Für dieses Verständnis gibt es Preise, sogenannte Friedenspreise. Der Friedenspreis des deutschen Buchhandels ist so einer. Den erhält in diesem Jahr Frau Prof. Annemarie Schimmel, von der alle sagen, sie sei eine großartige und einflußreiche Kennerin der islamischen Welt. Also muß sie wohl Verständnis haben für das, was in jener Welt vorgeht, zum Beispiel für das von höchster religiöser Instanz über den Romanschreiber Rushdie verhängte Todesurteil. »So ein Urteil ist immer eine gräßliche Sache«, bekennt die Friedenspreisträgerin – aber irgendwie müsse man schon verstehen, daß gläubige Muslime sich gegen die Beleidigung ihres Religionsstifters zur Wehr setzen.
Wer bestritte das? Wer bestreitet das? Auch bei uns wird die Beleidigung, erst recht die Beleidigung von Staats- und Kirchenoberhäuptern, mit Strafe – vorausgesetzt, das Delikt wird gerichtlich, auf rechtsstaatlich vorgeschriebenen Wegen festgestellt - belegt.
Nun argumentieren ja Muslime, daß auch dem Todesurteil gegen Rushdie eine richterliche Entscheidung zugrunde liegt. Höchste Ayatollahs sind höchste Rechtsinstanzen in einer sakralrechtlich verfaßten Gesellschaft. Das kann man ohne weiteres verstehen, aber gerade dann nicht anerkennen, wenn man weiß, was sakralrechtliche Legitimation bedeutet.

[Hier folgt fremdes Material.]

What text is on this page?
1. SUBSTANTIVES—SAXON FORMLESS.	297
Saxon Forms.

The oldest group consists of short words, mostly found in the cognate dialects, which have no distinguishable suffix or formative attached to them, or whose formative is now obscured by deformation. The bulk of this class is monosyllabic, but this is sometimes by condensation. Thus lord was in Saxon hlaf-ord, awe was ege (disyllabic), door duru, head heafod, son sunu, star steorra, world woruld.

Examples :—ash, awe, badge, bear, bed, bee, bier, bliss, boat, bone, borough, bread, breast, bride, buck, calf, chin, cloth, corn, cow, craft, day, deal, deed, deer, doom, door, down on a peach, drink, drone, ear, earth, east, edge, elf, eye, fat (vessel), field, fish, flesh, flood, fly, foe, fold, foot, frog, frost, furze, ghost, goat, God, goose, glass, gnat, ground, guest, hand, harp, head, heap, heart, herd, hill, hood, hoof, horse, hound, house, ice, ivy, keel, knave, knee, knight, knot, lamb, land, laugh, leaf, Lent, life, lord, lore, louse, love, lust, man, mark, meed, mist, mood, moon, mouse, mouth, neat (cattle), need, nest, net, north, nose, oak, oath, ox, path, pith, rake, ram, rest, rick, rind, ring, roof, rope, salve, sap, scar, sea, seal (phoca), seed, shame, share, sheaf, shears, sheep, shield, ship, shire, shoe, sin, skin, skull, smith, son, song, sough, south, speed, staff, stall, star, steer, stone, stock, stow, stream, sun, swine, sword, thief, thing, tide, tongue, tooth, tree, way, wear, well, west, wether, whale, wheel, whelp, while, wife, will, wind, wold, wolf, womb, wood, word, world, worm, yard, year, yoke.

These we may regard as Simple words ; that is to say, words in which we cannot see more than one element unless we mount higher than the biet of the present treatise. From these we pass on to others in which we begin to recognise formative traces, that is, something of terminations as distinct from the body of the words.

Wer wie Frau Schimmel das Rechtsverständnis strenggläubiger Muslime kennt, muß mit aller Klarheit sagen, ob er diese Rechtsauffassung für sich gelten läßt oder nicht. Eines ist es, verständnisvoll zu bekunden, daß strenggläubige Muslime sich eben dem Sakralrecht unterwerfen, ein anderes aber – und danach wurde Frau Schimmel gefragt –, welches ihre eigenen Präferenzen sind, wie ihr Urteil über das Todesurteil ausfällt.
Wenn sie nicht akzeptieren kann, daß Rushdie für vogelfrei erklärt wurde und jedem eine hohe Belohnung garantiert wird, der ihn lebend oder tot den Ayatollahs ausliefert, dann wird ihr das Verständnis für die Begründung des Todesurteils wenig nützen. Im Gegenteil, sie wird denen, die sie so gut zu verstehen behauptet, umso unglaubwürdiger, ja strafwürdiger erscheinen. Und dann? Wird dann der Frieden, den sie zu stiften bemüht ist, im Martyrium bestätigt?
Wenn Friedenspreisungen dazu führen, die gefährliche Logik des Martyriums akzeptieren zu lernen – und da hat der christliche Okzident mindestens so fatale Erfahrungen wie der islamische Orient – sollten wir sie schleunigst abschaffen.